Okay, and let's talk about adding a level of automation. So, to add the accessibility component testing, automated testing, first let's create a component. So, this is a component, it's a button. We learned from the previous slide that the button has to have the button tag. So, we use the button tag. It has, the thing that interests in here is the primary prop, which said that, is it a primary or secondary button? Now, we select this button and we create two storybooks stories, the primary story and the secondary story. If you're not familiar with storybook, it doesn't really matter. It's a great tool, but it's not the subject of this talk. But go try it, it's really great.

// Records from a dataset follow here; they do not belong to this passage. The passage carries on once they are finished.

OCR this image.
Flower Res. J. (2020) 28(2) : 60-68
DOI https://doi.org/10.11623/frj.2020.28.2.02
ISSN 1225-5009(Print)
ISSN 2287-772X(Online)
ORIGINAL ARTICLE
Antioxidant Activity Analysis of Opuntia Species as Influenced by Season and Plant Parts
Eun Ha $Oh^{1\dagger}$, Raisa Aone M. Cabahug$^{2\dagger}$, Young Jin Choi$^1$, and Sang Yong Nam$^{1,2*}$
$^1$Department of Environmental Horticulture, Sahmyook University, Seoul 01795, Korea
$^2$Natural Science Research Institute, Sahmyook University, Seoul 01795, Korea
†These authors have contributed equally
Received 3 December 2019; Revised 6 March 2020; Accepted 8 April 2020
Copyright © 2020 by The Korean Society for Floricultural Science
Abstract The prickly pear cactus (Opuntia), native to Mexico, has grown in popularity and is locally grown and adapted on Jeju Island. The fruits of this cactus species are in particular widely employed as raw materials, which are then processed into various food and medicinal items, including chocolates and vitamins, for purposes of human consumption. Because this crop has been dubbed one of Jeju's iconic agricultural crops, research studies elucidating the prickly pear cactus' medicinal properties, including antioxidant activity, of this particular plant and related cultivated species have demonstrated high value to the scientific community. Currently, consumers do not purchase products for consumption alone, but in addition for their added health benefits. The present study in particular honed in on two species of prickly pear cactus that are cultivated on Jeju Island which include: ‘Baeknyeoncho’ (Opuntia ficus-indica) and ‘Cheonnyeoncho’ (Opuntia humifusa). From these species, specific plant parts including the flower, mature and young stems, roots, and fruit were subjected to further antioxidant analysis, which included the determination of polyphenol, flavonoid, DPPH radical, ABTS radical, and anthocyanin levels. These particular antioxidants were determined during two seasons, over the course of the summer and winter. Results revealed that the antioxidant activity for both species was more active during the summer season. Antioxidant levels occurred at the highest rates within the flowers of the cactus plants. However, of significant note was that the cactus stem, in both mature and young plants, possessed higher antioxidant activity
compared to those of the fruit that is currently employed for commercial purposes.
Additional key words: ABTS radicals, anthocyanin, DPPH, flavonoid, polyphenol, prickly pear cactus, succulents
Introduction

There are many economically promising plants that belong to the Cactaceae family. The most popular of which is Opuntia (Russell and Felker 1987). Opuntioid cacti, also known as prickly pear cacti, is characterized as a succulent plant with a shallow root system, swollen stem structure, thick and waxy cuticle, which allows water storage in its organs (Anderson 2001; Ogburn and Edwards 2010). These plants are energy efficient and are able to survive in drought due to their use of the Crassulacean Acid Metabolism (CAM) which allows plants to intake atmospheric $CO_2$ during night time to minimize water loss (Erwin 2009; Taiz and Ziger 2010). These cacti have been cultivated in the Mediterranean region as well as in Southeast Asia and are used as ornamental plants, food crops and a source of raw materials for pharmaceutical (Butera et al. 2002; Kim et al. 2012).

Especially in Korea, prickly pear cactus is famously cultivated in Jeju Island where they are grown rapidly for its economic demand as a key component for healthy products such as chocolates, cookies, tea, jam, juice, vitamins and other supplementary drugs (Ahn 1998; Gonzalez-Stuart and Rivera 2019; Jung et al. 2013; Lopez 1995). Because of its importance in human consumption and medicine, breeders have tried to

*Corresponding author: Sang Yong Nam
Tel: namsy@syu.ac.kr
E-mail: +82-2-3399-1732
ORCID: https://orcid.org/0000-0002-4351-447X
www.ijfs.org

So if you run storybook, we'll get, actually we get two screens that render only the buttons, and it looks like this. It has the primary button, it looks like this, and the secondary button that looks like that. A bit different colors. Now, we will use this as a basis for our tests. In storybook, there is a magic button, I put a bunch of arrows so we won't miss it. If you click it, it opens the component in a separate tab, actually without all the wrapping of storybook UI. So, it will open without the toolbars, and it will isolate only the component we want in a specific state with specific props. We will use that as a base for our functional and accessibility testing.
So, this is our functional test. We will use Cypress for it, and the test is pretty simple. We see two tests which are identical, first for primary button, and second for the secondary button. They visit the URL that storybook created. We click on the button, and we assert that the click is registered. And if we wanna run it with Cypress, we see that everything works, and it's great, it's green again. Okay, now let's add accessibility to the mix. So, what should we expect from an accessibility framework to find? Some of the things that we wanted to tell us is that there is a missing alternative text on an image, or we have a button, but it's not focusable by keyboard, or we have a pop-up, but the pop-up is not accessible, or we have text in some color and with some background color, but the color contrast is insufficient, so it's hard to see for people with low visibility. All of the things and more are the things that we are working on in Events. These are kind of the things that we are detecting using our engines. So, because we work in Events, we want to use our own tools, so we use our own tools also for test automation. And we do it by providing an SDK for Cypress that gives us the ability to gather accessibility issues. So, if we call evstart, this is the command, it says, Events, please start gathering accessibility issues and then we do some things and we call evstop and then it gathers all of these issues and we can run our validations against these issues, run the expect or assertions in our test.